Personal information
- Full name: Nils Patrik Haginge
- Date of birth: 2 April 1985 (age 40)
- Place of birth: Örebro, Sweden
- Height: 1.83 m (6 ft 0 in)
- Position: Defender

Youth career
- 2001–2002: Mellringe/Ekers IF Örebro SK

Senior career*
- Years: Team / Apps / (Gls)
- 0000–2001: Mellringe/Ekers IF
- 2003–2008: Örebro SK / 89 / (6)
- 2008–2010: Djurgårdens IF / 53 / (3)
- 2011–2017: Örebro SK / 137 / (6)
- 2018-2020: IFK Örebro / 34 / (8)
- 2021-2023: IF Eker Örebro / 28 / (6)
- 2023: Ervalla SK / 2 / (0)

International career
- 2003: Sweden U19 / 12 / (0)
- 2004: Sweden U21 / 4 / (0)

Managerial career
- 2025: Örebro SK

= Patrik Haginge =

Swedish former professional footballer (born 1985)

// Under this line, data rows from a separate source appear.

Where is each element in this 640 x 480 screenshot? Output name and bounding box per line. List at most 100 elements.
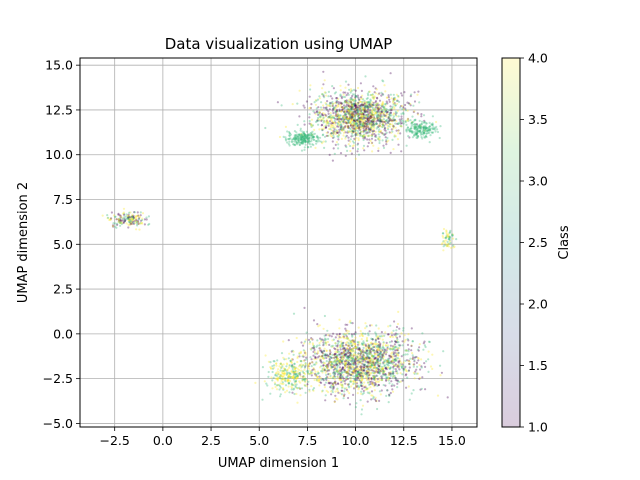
scatter-point [384,104,387,107]
scatter-point [378,399,381,402]
scatter-point [411,340,414,343]
scatter-point [316,323,319,326]
scatter-point [350,106,353,109]
scatter-point [371,124,374,127]
scatter-point [410,121,414,124]
scatter-point [359,118,362,121]
scatter-point [397,132,400,135]
scatter-point [355,122,358,125]
scatter-point [293,140,296,143]
scatter-point [320,127,323,130]
scatter-point [350,117,353,120]
scatter-point [347,110,351,113]
scatter-point [349,107,352,110]
scatter-point [334,132,337,135]
scatter-point [366,118,369,122]
scatter-point [378,141,381,145]
scatter-point [343,126,346,129]
scatter-point [311,136,314,139]
scatter-point [330,132,333,135]
scatter-point [394,363,397,366]
scatter-point [326,365,329,368]
scatter-point [349,113,352,116]
scatter-point [399,120,402,123]
scatter-point [364,104,367,107]
scatter-point [330,132,333,135]
scatter-point [331,104,334,107]
scatter-point [347,383,350,386]
scatter-point [442,236,445,239]
scatter-point [409,119,412,122]
scatter-point [415,368,418,371]
scatter-point [362,129,365,132]
scatter-point [294,369,297,372]
scatter-point [374,123,377,126]
scatter-point [330,386,333,389]
scatter-point [373,354,376,357]
scatter-point [372,119,375,122]
scatter-point [324,124,327,127]
scatter-point [342,121,345,124]
scatter-point [323,369,326,372]
scatter-point [374,112,377,115]
scatter-point [371,119,374,122]
scatter-point [370,355,373,358]
scatter-point [363,110,366,113]
scatter-point [379,131,382,134]
colorbar-tick-label: 1.0 [528,420,548,435]
scatter-point [360,100,363,104]
scatter-point [394,368,397,371]
scatter-point [425,130,428,133]
scatter-point [389,109,392,112]
scatter-point [355,109,359,112]
scatter-point [364,137,367,140]
scatter-point [445,245,448,248]
scatter-point [301,134,304,137]
scatter-point [350,116,353,119]
scatter-point [342,93,345,96]
scatter-point [360,118,363,121]
scatter-point [405,144,408,147]
scatter-point [372,116,375,119]
scatter-point [386,376,389,379]
scatter-point [374,368,377,371]
scatter-point [384,132,387,135]
scatter-point [378,92,381,95]
scatter-point [343,107,346,110]
scatter-point [330,126,333,129]
scatter-point [357,102,360,105]
scatter-point [367,114,370,117]
scatter-point [382,123,385,126]
scatter-point [356,112,359,115]
scatter-point [285,358,288,361]
scatter-point [279,377,282,380]
scatter-point [400,119,403,122]
scatter-point [329,376,332,379]
scatter-point [405,349,408,352]
scatter-point [362,98,365,101]
scatter-point [367,119,370,122]
scatter-point [320,338,323,341]
scatter-point [320,112,324,116]
scatter-point [348,113,351,116]
scatter-point [419,127,422,130]
scatter-point [369,116,372,120]
scatter-point [359,118,362,121]
scatter-point [362,121,365,124]
scatter-point [325,123,328,126]
scatter-point [377,340,381,344]
scatter-point [351,106,354,109]
scatter-point [309,106,312,110]
scatter-point [339,124,342,127]
scatter-point [382,106,385,109]
scatter-point [336,345,339,348]
scatter-point [349,110,352,113]
scatter-point [368,138,371,141]
scatter-point [349,363,352,366]
scatter-point [365,125,368,128]
scatter-point [346,110,349,113]
scatter-point [424,365,427,368]
scatter-point [310,118,314,121]
scatter-point [383,113,386,116]
scatter-point [386,124,389,127]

Nils Patrik Haginge (born 2 April 1985) is a Swedish former professional footballer who played as a defender.

== Club career ==
Haginge started his career at Mellringe-Ekers IF and played there until 2001 when he moved to Örebro SK. He made his Allsvenskan debut against Landskrona BoIS on 18 April 2004. After seven seasons and 89 appearances for Örebro, Haginge moved to Djurgårdens IF during the summer 2008. On 3 February 2011 Patrik signed a contract with his old team Örebro SK after playing 53 games for Djurgården. He retired from professional football in 2017.

== International career ==
He won twelve caps for the Sweden U19 team and four caps for the Sweden U21 team between the years 2003 and 2004.